CLAIM: Paul writes, “Looking for the blessed hope and the appearing of the glory of our great God and Savior, Christ Jesus” (Titus 2:13). Does this refer to Christ?
RESPONSE: This passage certainly does teach the deity of Christ. This passage expounds upon what Paul began in his introduction, when he wrote about Jesus, who is “God our Savior” (Titus 1:3). This harkens back to Isaiah 43:11, which states: “I… am the LORD (Yahweh), and there is no savior besides me.” If Yahweh is the only savior, and Jesus is the Savior, then Jesus is Yahweh.
Moreover, grammatically, both of these nouns (“God and Savior”) modify Christ.
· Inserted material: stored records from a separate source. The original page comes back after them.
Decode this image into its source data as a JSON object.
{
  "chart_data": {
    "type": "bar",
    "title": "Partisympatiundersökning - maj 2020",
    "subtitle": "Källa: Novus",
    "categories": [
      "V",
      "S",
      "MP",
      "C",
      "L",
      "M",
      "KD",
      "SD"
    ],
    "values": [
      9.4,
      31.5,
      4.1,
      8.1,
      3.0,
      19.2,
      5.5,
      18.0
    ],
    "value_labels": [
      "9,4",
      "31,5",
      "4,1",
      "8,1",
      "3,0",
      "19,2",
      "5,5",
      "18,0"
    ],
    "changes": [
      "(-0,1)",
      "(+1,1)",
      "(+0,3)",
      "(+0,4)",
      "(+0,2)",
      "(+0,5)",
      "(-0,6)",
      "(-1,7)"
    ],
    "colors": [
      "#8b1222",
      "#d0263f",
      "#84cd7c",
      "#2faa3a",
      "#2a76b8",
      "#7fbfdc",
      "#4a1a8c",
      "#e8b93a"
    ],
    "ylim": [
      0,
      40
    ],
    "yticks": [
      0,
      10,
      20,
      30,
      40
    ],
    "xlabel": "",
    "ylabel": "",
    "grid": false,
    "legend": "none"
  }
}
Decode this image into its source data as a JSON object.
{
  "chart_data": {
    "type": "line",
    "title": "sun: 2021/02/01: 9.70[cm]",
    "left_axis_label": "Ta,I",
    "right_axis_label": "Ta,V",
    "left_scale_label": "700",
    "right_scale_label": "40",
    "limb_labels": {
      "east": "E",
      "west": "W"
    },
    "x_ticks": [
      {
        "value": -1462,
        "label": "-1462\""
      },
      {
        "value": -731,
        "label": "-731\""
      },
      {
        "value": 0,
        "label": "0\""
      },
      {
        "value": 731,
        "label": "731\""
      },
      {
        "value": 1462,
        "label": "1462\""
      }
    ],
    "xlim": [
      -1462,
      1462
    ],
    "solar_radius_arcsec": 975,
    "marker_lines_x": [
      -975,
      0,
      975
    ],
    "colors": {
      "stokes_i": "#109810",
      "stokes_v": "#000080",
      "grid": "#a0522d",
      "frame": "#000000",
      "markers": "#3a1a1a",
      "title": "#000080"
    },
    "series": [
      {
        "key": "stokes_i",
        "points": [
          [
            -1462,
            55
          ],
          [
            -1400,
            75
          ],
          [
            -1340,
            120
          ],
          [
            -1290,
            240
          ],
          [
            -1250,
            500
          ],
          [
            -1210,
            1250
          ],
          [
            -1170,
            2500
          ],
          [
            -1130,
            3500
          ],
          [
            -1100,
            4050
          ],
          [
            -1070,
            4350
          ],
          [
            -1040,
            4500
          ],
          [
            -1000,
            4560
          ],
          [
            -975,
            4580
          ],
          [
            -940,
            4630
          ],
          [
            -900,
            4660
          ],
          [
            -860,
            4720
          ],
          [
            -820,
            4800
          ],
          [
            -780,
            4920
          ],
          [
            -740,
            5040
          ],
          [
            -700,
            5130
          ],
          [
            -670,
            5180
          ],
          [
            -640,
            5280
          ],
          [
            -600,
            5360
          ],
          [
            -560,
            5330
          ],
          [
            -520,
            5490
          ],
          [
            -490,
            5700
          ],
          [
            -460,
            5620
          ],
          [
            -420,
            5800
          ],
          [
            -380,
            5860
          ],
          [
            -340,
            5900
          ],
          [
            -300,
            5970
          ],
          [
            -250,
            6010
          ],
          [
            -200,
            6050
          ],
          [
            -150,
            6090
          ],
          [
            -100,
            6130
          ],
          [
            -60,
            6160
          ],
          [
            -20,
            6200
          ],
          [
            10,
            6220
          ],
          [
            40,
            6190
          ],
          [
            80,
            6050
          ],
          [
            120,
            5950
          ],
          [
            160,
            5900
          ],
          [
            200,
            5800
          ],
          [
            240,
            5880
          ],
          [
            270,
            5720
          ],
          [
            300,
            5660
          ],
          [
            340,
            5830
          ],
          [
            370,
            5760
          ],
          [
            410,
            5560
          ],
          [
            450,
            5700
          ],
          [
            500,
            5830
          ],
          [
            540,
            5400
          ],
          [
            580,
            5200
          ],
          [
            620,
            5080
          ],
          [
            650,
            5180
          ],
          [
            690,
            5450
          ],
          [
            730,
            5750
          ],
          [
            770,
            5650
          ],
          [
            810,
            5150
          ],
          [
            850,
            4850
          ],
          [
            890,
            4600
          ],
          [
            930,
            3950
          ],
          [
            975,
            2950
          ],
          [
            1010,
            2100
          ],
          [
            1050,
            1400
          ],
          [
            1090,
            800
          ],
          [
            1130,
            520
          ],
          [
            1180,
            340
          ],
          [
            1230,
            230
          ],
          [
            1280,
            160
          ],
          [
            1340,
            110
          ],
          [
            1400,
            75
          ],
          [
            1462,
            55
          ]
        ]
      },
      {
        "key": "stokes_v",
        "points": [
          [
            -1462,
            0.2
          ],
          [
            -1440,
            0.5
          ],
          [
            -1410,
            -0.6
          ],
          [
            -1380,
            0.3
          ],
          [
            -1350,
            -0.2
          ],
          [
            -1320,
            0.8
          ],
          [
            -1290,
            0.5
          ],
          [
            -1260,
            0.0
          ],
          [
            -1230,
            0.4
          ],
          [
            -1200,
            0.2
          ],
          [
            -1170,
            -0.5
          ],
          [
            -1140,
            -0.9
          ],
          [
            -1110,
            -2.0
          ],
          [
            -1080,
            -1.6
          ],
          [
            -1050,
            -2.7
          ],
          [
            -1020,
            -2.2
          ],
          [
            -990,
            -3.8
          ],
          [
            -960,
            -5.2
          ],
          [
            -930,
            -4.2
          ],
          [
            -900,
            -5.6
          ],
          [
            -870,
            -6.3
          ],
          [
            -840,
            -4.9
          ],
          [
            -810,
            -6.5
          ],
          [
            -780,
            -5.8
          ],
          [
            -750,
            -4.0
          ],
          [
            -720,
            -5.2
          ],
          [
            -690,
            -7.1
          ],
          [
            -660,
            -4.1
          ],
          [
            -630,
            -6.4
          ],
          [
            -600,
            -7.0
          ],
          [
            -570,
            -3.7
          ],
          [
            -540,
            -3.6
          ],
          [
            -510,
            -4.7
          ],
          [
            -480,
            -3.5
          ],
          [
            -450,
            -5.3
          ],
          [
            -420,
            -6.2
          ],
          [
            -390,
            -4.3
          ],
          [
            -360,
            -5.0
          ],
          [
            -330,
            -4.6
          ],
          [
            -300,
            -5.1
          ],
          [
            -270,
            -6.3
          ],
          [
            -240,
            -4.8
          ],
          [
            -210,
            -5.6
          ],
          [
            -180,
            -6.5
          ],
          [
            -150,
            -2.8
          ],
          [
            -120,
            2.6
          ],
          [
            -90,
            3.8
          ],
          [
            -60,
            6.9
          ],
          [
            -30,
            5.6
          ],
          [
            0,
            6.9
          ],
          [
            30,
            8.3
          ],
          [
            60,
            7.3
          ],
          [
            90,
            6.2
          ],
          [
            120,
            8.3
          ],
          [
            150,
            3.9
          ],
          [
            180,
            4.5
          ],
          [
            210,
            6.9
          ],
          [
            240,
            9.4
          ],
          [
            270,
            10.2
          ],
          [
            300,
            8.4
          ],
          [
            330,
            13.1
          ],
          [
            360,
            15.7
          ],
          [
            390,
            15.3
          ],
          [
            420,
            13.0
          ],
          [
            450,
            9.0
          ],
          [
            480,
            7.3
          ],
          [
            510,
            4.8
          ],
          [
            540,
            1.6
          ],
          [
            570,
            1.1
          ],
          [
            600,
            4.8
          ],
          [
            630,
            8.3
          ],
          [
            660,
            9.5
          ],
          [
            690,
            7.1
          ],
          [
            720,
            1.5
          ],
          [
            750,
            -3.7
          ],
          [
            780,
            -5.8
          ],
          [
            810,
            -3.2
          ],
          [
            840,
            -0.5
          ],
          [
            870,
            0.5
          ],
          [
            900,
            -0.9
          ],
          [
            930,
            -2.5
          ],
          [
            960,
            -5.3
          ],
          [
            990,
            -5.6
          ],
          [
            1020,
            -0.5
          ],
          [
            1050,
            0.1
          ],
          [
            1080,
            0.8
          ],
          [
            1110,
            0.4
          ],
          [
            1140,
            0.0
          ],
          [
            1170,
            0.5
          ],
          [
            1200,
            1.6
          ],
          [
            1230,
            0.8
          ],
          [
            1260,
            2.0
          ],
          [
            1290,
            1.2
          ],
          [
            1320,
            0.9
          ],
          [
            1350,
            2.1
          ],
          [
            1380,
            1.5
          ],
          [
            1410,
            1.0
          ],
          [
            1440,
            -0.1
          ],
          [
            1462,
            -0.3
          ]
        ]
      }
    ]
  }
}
There is a grammatical rule in NT Greek that whenever the article (“the”), a substantive (“noun”), kai (translated “and, but, even, also, namely”), and a substantive (noun) are used, they always refer to the same person. This is called the TSKS construction. Thus this expression (τοῦ μεγάλου θεοῦ καὶ σωτῆρος) must all refer to Jesus. Greek grammarian Daniel Wallace affirms, “There is no good reason to reject Titus 2:13 as an explicit affirmation of the deity of Christ.”
 James White points out, “Sharp’s study of the text of the New Testament led him to recognize that when the writer used a particular construction of “article (the word “the”)—substantive (noun)— καί,—substantive,” and when the personal nouns involved were singular and not proper names, they always referred to the same person.” White, James R. The Forgotten Trinity. Minneapolis, MN. Baker Publishing Group. 1998. 77-78.
 Regarding the use of this rule in the NT, Greek grammarian Daniel Wallace writes, “Even Sharp’s opponents could not find any exceptions; all had to admit that the rule was valid in the NT.” Wallace, Daniel. Greek Grammar beyond the Basics: An Exegetical Syntax of the New Testament. Grand Rapids, MI: Zondervan. 1996. 273.
 Wallace, Daniel. Greek Grammar beyond the Basics: An Exegetical Syntax of the New Testament. Grand Rapids, MI: Zondervan. 1996. 276.